Kedua, menjaga nama baik dan kehormatan (muru’ah) pemimpin, menghindari dengki dan permusuhan pribadi (ghill) sebagaimana hadits:
عَنْ عَبْدِ الرَّحْمَنِ بْنِ عَبْدِ اللَّهِ بْنِ مَسْعُودٍ يُحَدِّثُ عَنْ أَبِيهِ عَنْ النَّبِيِّ صَلَّى اللَّهُ عَلَيْهِ وَسَلَّمَ قَالَ نَضَّرَ اللَّهُ امْرَأً سَمِعَ مَقَالَتِي فَوَعَاهَا وَحَفِظَهَا وَبَلَّغَهَا فَرُبَّ حَامِلِ فِقْهٍ إِلَى مَنْ هُوَ أَفْقَهُ مِنْهُ ثَلَاثٌ لَا يُغِلُّ عَلَيْهِنَّ قَلْبُ مُسْلِمٍ إِخْلَاصُ الْعَمَلِ لِلَّهِ وَمُنَاصَحَةُ أَئِمَّةِ الْمُسْلِمِينَ وَلُزُومُ جَمَاعَتِهِمْ فَإِنَّ الدَّعْوَةَ تُحِيطُ مِنْ وَرَائِهِمْ (رواه ابن ماجه)

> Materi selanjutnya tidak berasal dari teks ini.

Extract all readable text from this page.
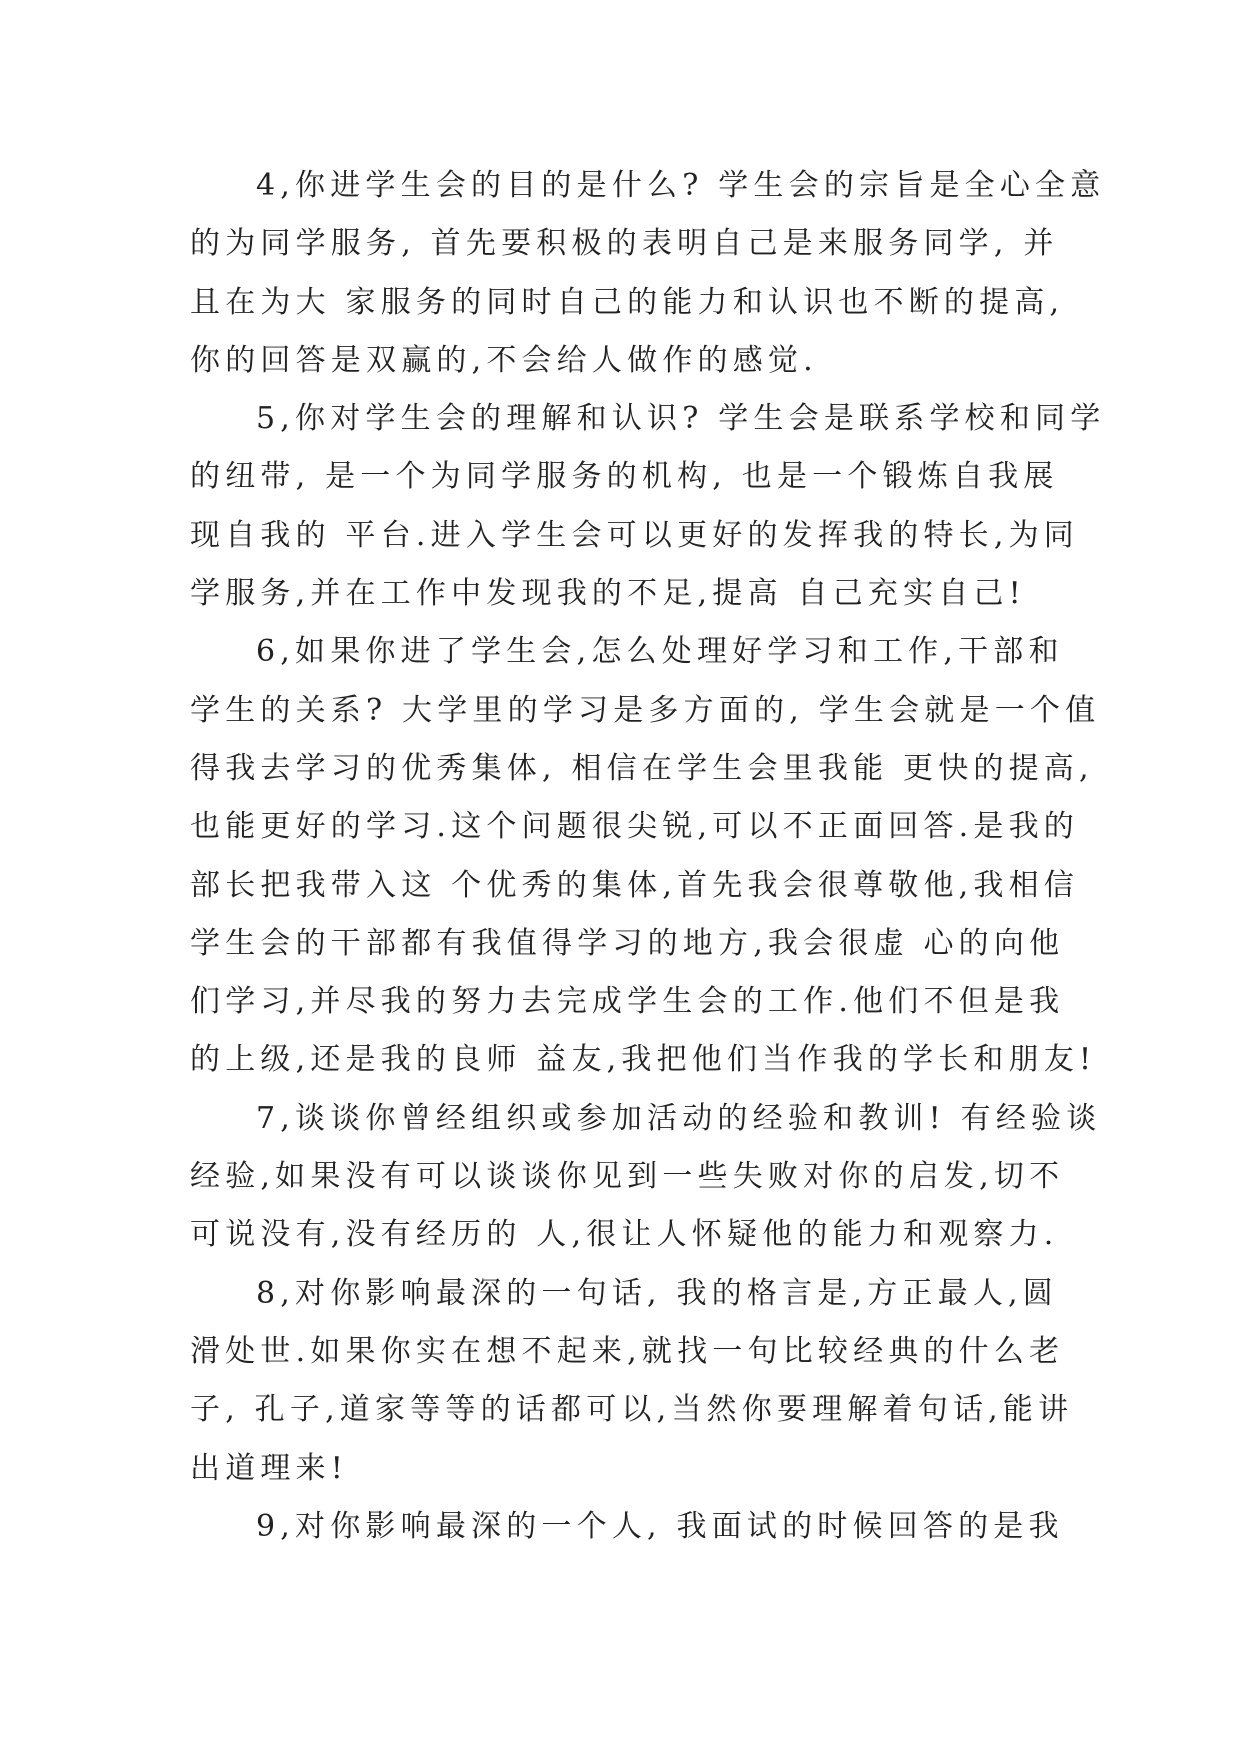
4,你进学生会的目的是什么? 学生会的宗旨是全心全意
的为同学服务, 首先要积极的表明自己是来服务同学, 并
且在为大 家服务的同时自己的能力和认识也不断的提高,
你的回答是双赢的,不会给人做作的感觉.

5,你对学生会的理解和认识? 学生会是联系学校和同学
的纽带, 是一个为同学服务的机构, 也是一个锻炼自我展
现自我的 平台.进入学生会可以更好的发挥我的特长,为同
学服务,并在工作中发现我的不足,提高 自己充实自己!

6,如果你进了学生会,怎么处理好学习和工作,干部和
学生的关系? 大学里的学习是多方面的, 学生会就是一个值
得我去学习的优秀集体, 相信在学生会里我能 更快的提高,
也能更好的学习.这个问题很尖锐,可以不正面回答.是我的
部长把我带入这 个优秀的集体,首先我会很尊敬他,我相信
学生会的干部都有我值得学习的地方,我会很虚 心的向他
们学习,并尽我的努力去完成学生会的工作.他们不但是我
的上级,还是我的良师 益友,我把他们当作我的学长和朋友!

7,谈谈你曾经组织或参加活动的经验和教训! 有经验谈
经验,如果没有可以谈谈你见到一些失败对你的启发,切不
可说没有,没有经历的 人,很让人怀疑他的能力和观察力.

8,对你影响最深的一句话, 我的格言是,方正最人,圆
滑处世.如果你实在想不起来,就找一句比较经典的什么老
子, 孔子,道家等等的话都可以,当然你要理解着句话,能讲
出道理来!

9,对你影响最深的一个人, 我面试的时候回答的是我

“Dari Abdurrahman bin Abdullah bin Mas’ud dari Ayahnya, Nabi SAW bersabda “Semoga Allah memberikan nudhrah (cahaya di wajah) kepada orang yang mendengarkan sabdaku lalu ia memahaminya, menghafalnya, dan menyampaikannya. Berapa banyak orang yang membawa ilmu agama kepada orang yang lebih paham darinya. Ada tiga hal yang jika terdapat dalam diri seseorang, maka dia akan terbebas dari al-ghill (menghendaki kejelekan untuk orang lain atau permusuhan yang tersembunyi), yaitu: (1) seseorang beramal ikhlas karena Allah; (2) menginginkan kebaikan (dengan memberikan nasihat) kepada para pemimpin kaum muslimin; dan (3) komitmen dengan jamaah kaum muslimin, karena doa mereka itu meliputi dari belakang mereka.” (HR. Ibnu Majah)

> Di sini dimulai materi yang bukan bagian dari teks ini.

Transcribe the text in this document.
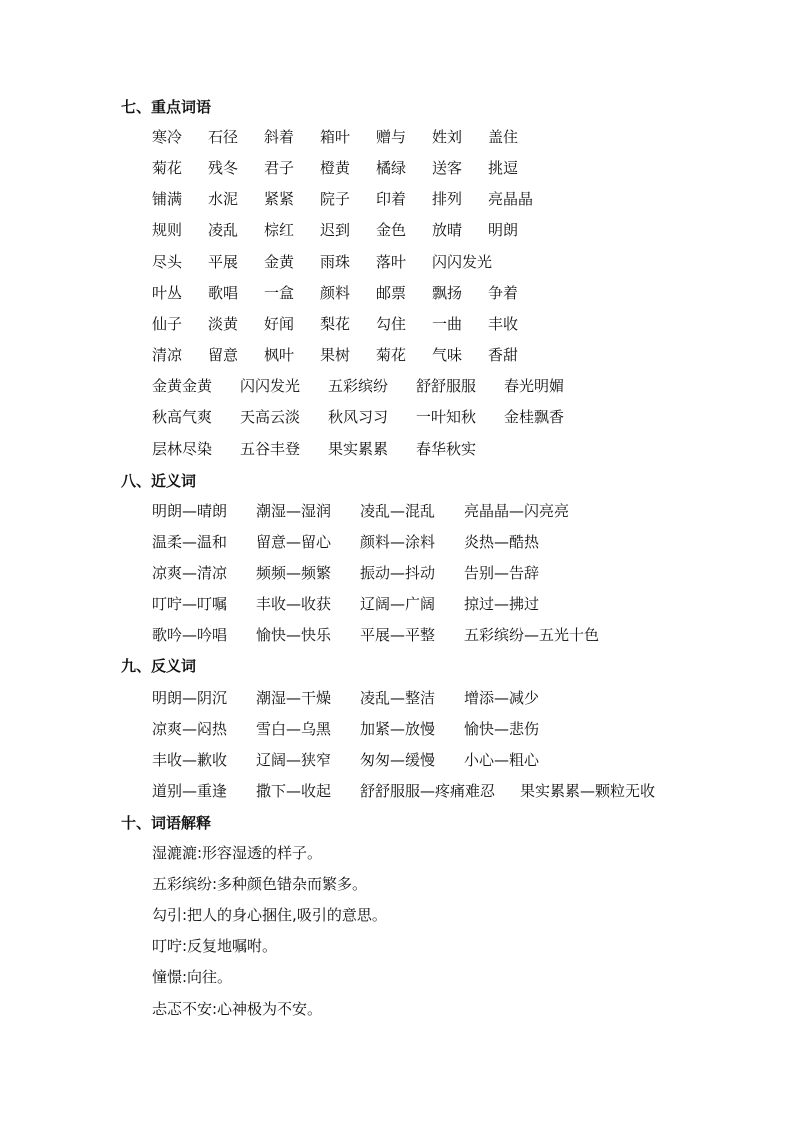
七、重点词语
寒冷 石径 斜着 箱叶 赠与 姓刘 盖住
菊花 残冬 君子 橙黄 橘绿 送客 挑逗
铺满 水泥 紧紧 院子 印着 排列 亮晶晶
规则 凌乱 棕红 迟到 金色 放晴 明朗
尽头 平展 金黄 雨珠 落叶 闪闪发光
叶丛 歌唱 一盒 颜料 邮票 飘扬 争着
仙子 淡黄 好闻 梨花 勾住 一曲 丰收
清凉 留意 枫叶 果树 菊花 气味 香甜
金黄金黄 闪闪发光 五彩缤纷 舒舒服服 春光明媚
秋高气爽 天高云淡 秋风习习 一叶知秋 金桂飘香
层林尽染 五谷丰登 果实累累 春华秋实
八、近义词
明朗—晴朗 潮湿—湿润 凌乱—混乱 亮晶晶—闪亮亮
温柔—温和 留意—留心 颜料—涂料 炎热—酷热
凉爽—清凉 频频—频繁 振动—抖动 告别—告辞
叮咛—叮嘱 丰收—收获 辽阔—广阔 掠过—拂过
歌吟—吟唱 愉快—快乐 平展—平整 五彩缤纷—五光十色
九、反义词
明朗—阴沉 潮湿—干燥 凌乱—整洁 增添—减少
凉爽—闷热 雪白—乌黑 加紧—放慢 愉快—悲伤
丰收—歉收 辽阔—狭窄 匆匆—缓慢 小心—粗心
道别—重逢 撒下—收起 舒舒服服—疼痛难忍 果实累累—颗粒无收
十、词语解释
湿漉漉:形容湿透的样子。
五彩缤纷:多种颜色错杂而繁多。
勾引:把人的身心捆住,吸引的意思。
叮咛:反复地嘱咐。
憧憬:向往。
忐忑不安:心神极为不安。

Maksud lafal “tuhithu min wara’ihim” adalah ketika seorang pemimpin telah diangkat sebagai penguasa oleh yang berhak mengangkatnya, maka kewajiban taat mengikat orang-orang muslim yang berada di bawah otoritas kekuasaannya. Hadits ini terekam dalam Sunan Ibn Majah no. 230; Musnad Ahmad no. 1335; dan Sunan at-Tirmidzi no. 2658. Imam Al-Barbahari dalam Syarhus-Sunnah berkomentar tentang hadits ini: “Jika kamu melihat seseorang yang mendoakan jelek kepada penguasa, maka dia mengikuti hawa nafsunya. Jika kamu melihat seseorang yang mendoakan kebaikan pada penguasa, maka dia di atas sunnah-petunjuk Nabi.”
Ketiga, menasehati pemimpin bukan berarti kita tidak suka dengan pemimpin tersebut atau membangkang, melainkan bentuk ketaatan yang dibuktikan dengan kepedulian dan kasih sayang terhadap kebijakan pemimpin dan konsekuensi atas terpilihnya pemimpin tersebut. Sebagaimana riwayat Abu Hurairah ra.:
حَدَّثَنَا مُوسَى بْنُ إِسْمَاعِيلَ حَدَّثَنَا عَبْدُ الْوَاحِدِ بْنُ زِيَادٍ عَنْ الْأَعْمَشِ قَالَ سَمِعْتُ أَبَا صَالِحٍ يَقُولُ سَمِعْتُ أَبَا هُرَيْرَةَ رَضِيَ اللَّهُ عَنْهُ يَقُولُ قَالَ رَسُولُ اللَّهِ صَلَّى اللَّهُ عَلَيْهِ وَسَلَّمَ ثَلَاثَةٌ لَا يَنْظُرُ اللَّهُ إِلَيْهِمْ يَوْمَ الْقِيَامَةِ وَلَا يُزَكِّيهِمْ وَلَهُمْ عَذَابٌ أَلِيمٌ رَجُلٌ كَانَ لَهُ فَضْلُ مَاءٍ بِالطَّرِيقِ فَمَنَعَهُ مِنْ ابْنِ السَّبِيلِ وَرَجُلٌ بَايَعَ إِمَامًا لَا يُبَايِعُهُ إِلَّا لِدُنْيَا فَإِنْ أَعْطَاهُ مِنْهَا رَضِيَ وَإِنْ لَمْ يُعْطِهِ مِنْهَا سَخِطَ (رواه البخاري)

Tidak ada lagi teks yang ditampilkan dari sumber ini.